Neil's News

Lobotomy Debugging

1 November 2015

There are many strategies for debugging a mis-behaving program. Single-stepping through a debugger, unit tests, commit rollbacks, and (most commonly) using gut instinct. Normally after some head-scratching the problem becomes apparent. However, occasionally one runs into a bug that despite being 100% repeatable defies all the usual attempts to diagnose it.

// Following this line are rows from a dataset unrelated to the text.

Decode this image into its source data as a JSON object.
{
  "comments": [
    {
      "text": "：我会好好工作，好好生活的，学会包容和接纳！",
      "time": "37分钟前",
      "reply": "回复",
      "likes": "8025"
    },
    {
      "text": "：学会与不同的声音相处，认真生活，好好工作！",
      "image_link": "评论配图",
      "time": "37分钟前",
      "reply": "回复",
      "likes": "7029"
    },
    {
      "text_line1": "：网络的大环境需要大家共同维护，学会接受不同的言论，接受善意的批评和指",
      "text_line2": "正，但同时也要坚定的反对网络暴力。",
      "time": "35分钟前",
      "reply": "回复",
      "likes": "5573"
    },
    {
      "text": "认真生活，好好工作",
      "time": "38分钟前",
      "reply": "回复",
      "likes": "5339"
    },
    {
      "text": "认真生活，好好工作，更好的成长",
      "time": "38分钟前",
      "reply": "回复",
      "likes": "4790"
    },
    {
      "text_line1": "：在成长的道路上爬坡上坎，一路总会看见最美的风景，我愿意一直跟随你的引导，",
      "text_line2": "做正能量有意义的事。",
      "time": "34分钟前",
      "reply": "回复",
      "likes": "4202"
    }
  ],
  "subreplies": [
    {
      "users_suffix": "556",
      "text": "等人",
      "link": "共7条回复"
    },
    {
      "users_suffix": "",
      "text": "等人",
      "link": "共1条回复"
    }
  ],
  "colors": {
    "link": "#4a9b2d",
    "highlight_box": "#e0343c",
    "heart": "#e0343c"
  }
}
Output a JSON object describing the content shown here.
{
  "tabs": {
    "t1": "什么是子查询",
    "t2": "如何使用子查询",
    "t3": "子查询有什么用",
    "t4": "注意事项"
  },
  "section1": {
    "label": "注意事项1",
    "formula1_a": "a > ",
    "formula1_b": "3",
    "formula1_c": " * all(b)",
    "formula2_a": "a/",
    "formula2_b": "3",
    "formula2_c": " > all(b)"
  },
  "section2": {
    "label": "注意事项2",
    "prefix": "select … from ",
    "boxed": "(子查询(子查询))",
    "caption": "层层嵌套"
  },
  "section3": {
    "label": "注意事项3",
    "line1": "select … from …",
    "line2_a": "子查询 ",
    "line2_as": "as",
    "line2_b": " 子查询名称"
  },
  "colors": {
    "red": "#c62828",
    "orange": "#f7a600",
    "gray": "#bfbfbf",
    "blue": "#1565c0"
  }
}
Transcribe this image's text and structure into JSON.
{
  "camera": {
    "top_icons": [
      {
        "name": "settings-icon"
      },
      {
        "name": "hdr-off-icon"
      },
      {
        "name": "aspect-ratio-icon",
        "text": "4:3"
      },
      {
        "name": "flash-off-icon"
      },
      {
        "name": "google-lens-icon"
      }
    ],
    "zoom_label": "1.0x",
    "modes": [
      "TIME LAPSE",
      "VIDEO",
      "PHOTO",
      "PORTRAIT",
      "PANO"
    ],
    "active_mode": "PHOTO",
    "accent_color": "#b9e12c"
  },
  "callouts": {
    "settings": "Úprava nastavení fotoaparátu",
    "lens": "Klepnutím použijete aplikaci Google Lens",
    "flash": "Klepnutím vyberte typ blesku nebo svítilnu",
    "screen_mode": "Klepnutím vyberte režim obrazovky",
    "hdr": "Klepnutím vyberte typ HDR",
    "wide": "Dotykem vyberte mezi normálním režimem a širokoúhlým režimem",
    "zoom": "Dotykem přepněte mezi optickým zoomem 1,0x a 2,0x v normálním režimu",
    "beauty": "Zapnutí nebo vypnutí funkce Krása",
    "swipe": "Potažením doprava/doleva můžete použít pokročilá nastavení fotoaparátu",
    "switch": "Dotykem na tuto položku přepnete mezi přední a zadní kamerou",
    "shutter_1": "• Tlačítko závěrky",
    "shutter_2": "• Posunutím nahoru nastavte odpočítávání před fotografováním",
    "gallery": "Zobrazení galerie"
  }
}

I ran into such a bug in Blockly. If one performed a certain sequence of actions, Safari would crash. There was no obvious cause. Most debugging edits made the problem go away. It was clearly a WebKit bug, but in order to report it I needed a minimal test case. Blockly's 600 kb of code (plus the Closure library) does not qualify as a minimal test case. The only option was to painstakingly start with Blockly's codebase and delete lines one by one, testing each time to ensure the bug still existed. It took a day, but I eventually managed to reduce everything to 100 lines of code and file bug 149613. The resulting code is bizarre, it creates an unused image, deletes an empty CSS rule before reinserting it, and plays games with mouse events. But it consistently causes Safari to crash.

I call this "lobotomy debugging". It is guaranteed to reduce any bug to a minimal test case -- eventually. Now this bug is WebKit's problem.